Uma das estudantes acusou Torrisi de molestá-la fisicamente durante sua festa de aniversário. Mas, segundo os juízes, “ele queria pará-la para lhe desejar feliz aniversário”. “Parece improvável que, querendo tocar uma zona erógena, o professor não tenha feito nenhuma alusão sexual”, acrescentaram.


A sentença também afirma que “certamente surgiram evidências de comportamento predatório ou obsessivo em relação às alunas que o professor escolheu como objeto de seus desejos sexuais, mas o tribunal deve distinguir caso a caso se o comportamento é suscetível ao crime em questão”.

Os casos ocorreram entre 2010 e 2014, em um hospital que, na época, integrava a Universidade de Catânia. Em 2015, Torrisi, de 68 anos, foi suspenso de suas funções de professor de Medicina na universidade. Hoje ele está aposentado.


Segundo a acusação, ele havia explorado sua posição para impor suas atenções sexuais às garotas, “ameaçando um possível prejuízo direto às suas carreiras universitárias”.

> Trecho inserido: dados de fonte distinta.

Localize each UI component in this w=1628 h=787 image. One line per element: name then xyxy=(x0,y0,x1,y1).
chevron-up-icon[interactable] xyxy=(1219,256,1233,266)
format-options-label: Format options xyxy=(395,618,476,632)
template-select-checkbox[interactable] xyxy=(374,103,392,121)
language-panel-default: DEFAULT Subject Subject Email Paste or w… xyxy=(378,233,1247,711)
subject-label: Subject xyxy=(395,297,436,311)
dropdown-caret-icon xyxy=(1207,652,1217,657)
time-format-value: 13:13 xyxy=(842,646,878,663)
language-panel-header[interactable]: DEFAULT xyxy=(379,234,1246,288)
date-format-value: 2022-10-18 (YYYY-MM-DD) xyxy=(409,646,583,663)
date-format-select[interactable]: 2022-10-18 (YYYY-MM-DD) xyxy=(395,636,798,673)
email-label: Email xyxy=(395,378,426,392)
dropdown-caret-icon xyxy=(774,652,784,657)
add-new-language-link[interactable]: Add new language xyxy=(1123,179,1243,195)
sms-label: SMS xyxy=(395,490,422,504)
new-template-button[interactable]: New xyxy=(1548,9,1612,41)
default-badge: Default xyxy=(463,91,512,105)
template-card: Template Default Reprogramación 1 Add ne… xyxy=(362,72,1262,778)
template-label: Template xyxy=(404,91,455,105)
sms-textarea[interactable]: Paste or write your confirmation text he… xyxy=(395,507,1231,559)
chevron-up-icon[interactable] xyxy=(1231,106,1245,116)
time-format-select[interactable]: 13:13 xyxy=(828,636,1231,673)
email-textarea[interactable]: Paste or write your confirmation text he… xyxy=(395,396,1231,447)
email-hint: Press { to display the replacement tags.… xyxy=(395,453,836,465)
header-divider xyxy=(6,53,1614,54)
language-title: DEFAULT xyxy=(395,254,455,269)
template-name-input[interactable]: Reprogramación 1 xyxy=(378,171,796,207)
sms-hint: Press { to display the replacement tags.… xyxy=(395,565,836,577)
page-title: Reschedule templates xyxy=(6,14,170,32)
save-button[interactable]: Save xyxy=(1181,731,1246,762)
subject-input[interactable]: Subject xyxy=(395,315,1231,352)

A primeira audiência do processo contra o professor ocorreu há nove anos, em 17 de junho de 2016, no tribunal de Catânia, composto por duas mulheres e um homem. O veredito foi dado em 25 de fevereiro deste ano, mas só agora os argumentos dos juízes se tornaram públicos.


O caso repercutiu no congresso italiano. A senadora Dafne Musolino expressou sua indignação com o resultado do julgamento. “Estou indignada com a decisão do tribunal de Catânia. Embora as acusações tenham sido comprovadamente fundamentadas, o professor foi absolvido, acusado de ter molestado algumas de suas alunas, pois não houve provas de dissidência.”

“As sentenças não são julgadas, mas às vezes é necessário falar sobre elas porque, evidentemente, falta cultura jurídico-legal. Em nível internacional, a prova de dissidência não é necessária, mas sim de consentimento. Por isso, expresso minha solidariedade às estudantes que tiveram a coragem de denunciar e digo a elas que não desistam e continuem acreditando na justiça”, acrescentou.

Na última semana, o Ministério Público de Catânia afirmou que irá recorrer da decisão.